In class the students had studied virtual maps, but on this morning, they could see up close the arbitrary juxtaposition of commercial, industrial and maritime land use within the 41-acre study site.

Getting it right

Thirteen percent of National City’s area is classified as “water.” Of that, 440 acres comprise the National City Marine Terminal, co-managed with the Port of San Diego, and the entry point for one of every eight cars imported into the United States.

“The natural tendency in redeveloping older areas is to remove or relocate ‘dirty’ land uses such as industrial businesses,” said Reeder. “But to compete economically, the city needs to foster all types of business. Parks and trails are nice to have and are required to a degree, but they don’t generate income for the city.”

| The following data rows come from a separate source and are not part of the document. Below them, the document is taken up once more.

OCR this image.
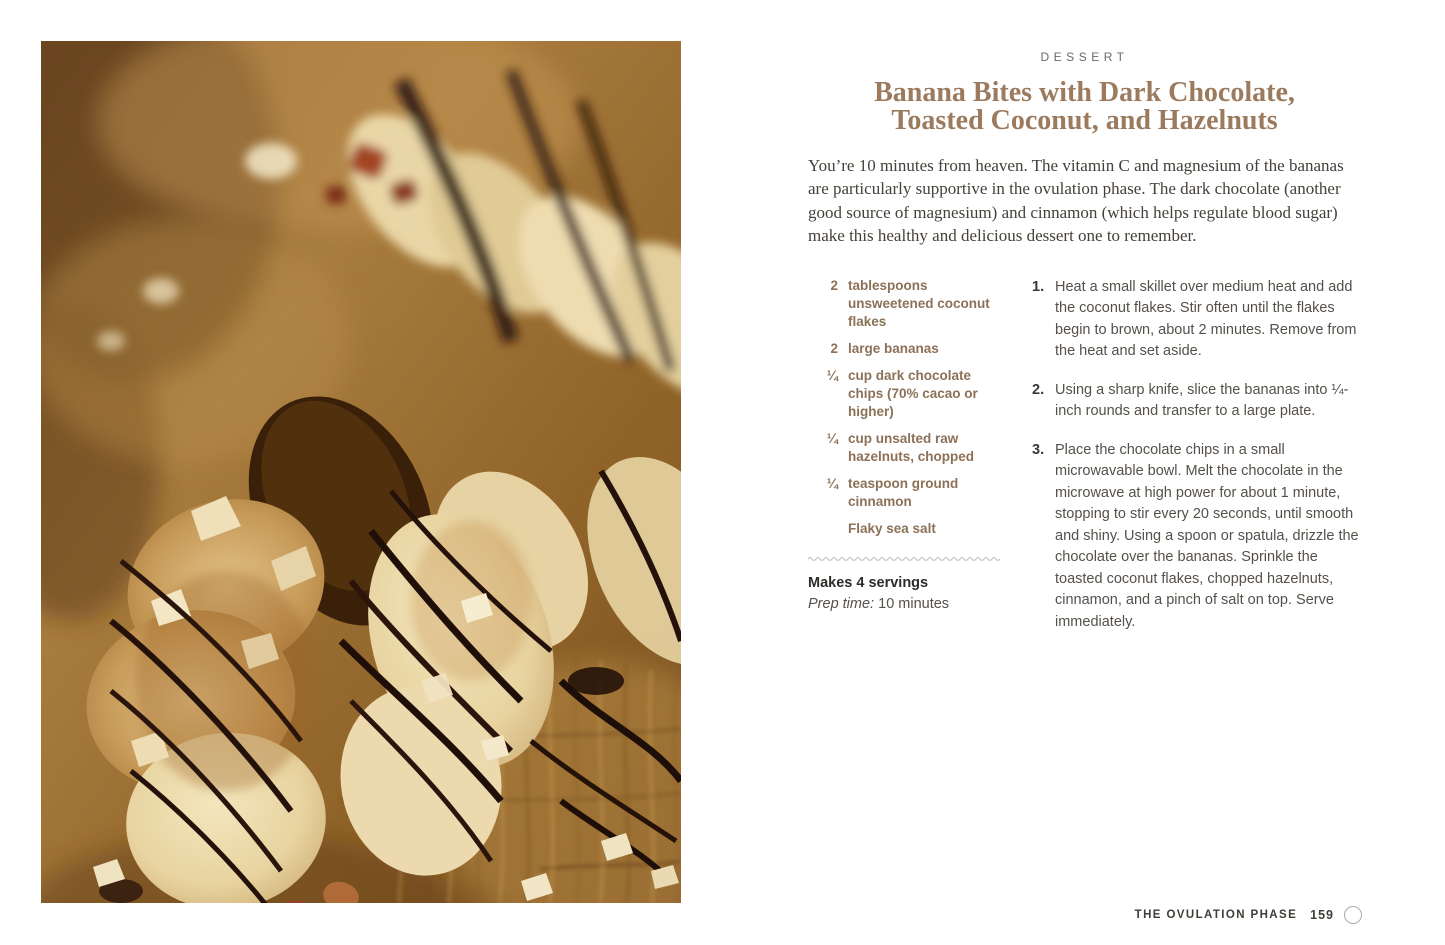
DESSERT
Banana Bites with Dark Chocolate,
Toasted Coconut, and Hazelnuts

You’re 10 minutes from heaven. The vitamin C and magnesium of the bananas are particularly supportive in the ovulation phase. The dark chocolate (another good source of magnesium) and cinnamon (which helps regulate blood sugar) make this healthy and delicious dessert one to remember.

2 tablespoons unsweetened coconut flakes
2 large bananas
¼ cup dark chocolate chips (70% cacao or higher)
¼ cup unsalted raw hazelnuts, chopped
¼ teaspoon ground cinnamon
Flaky sea salt
Makes 4 servings
Prep time: 10 minutes
1. Heat a small skillet over medium heat and add the coconut flakes. Stir often until the flakes begin to brown, about 2 minutes. Remove from the heat and set aside.
2. Using a sharp knife, slice the bananas into ¼-inch rounds and transfer to a large plate.
3. Place the chocolate chips in a small microwavable bowl. Melt the chocolate in the microwave at high power for about 1 minute, stopping to stir every 20 seconds, until smooth and shiny. Using a spoon or spatula, drizzle the chocolate over the bananas. Sprinkle the toasted coconut flakes, chopped hazelnuts, cinnamon, and a pinch of salt on top. Serve immediately.
THE OVULATION PHASE 159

Often students need that reality check as they think about adding recreational features such as walking trails, a farmers market, a dog park and small retail shops within National City’s marina district. City planning is a delicate balance of competing interests.

Shannon Mulderig sees the give-and-take firsthand as an intern in the city manager’s office. In Richardson’s class last year, Mulderig worked with a group whose redevelopment plan earned praise from National City officials as well as internships for several of the students.

“This experience has shaped my career goals,” Mulderig said. “I’ve learned that city projects take time because there’s a lot of public input. The city planners want to get it right.”

So do the faculty, staff and students involved in the Sage Project. Success in National City will strengthen SDSU’s community engagement and could create career opportunities for students.

Barlow is already accepting letters of interest from potential partner cities for the 2015-2016 academic year—and the field is wide open.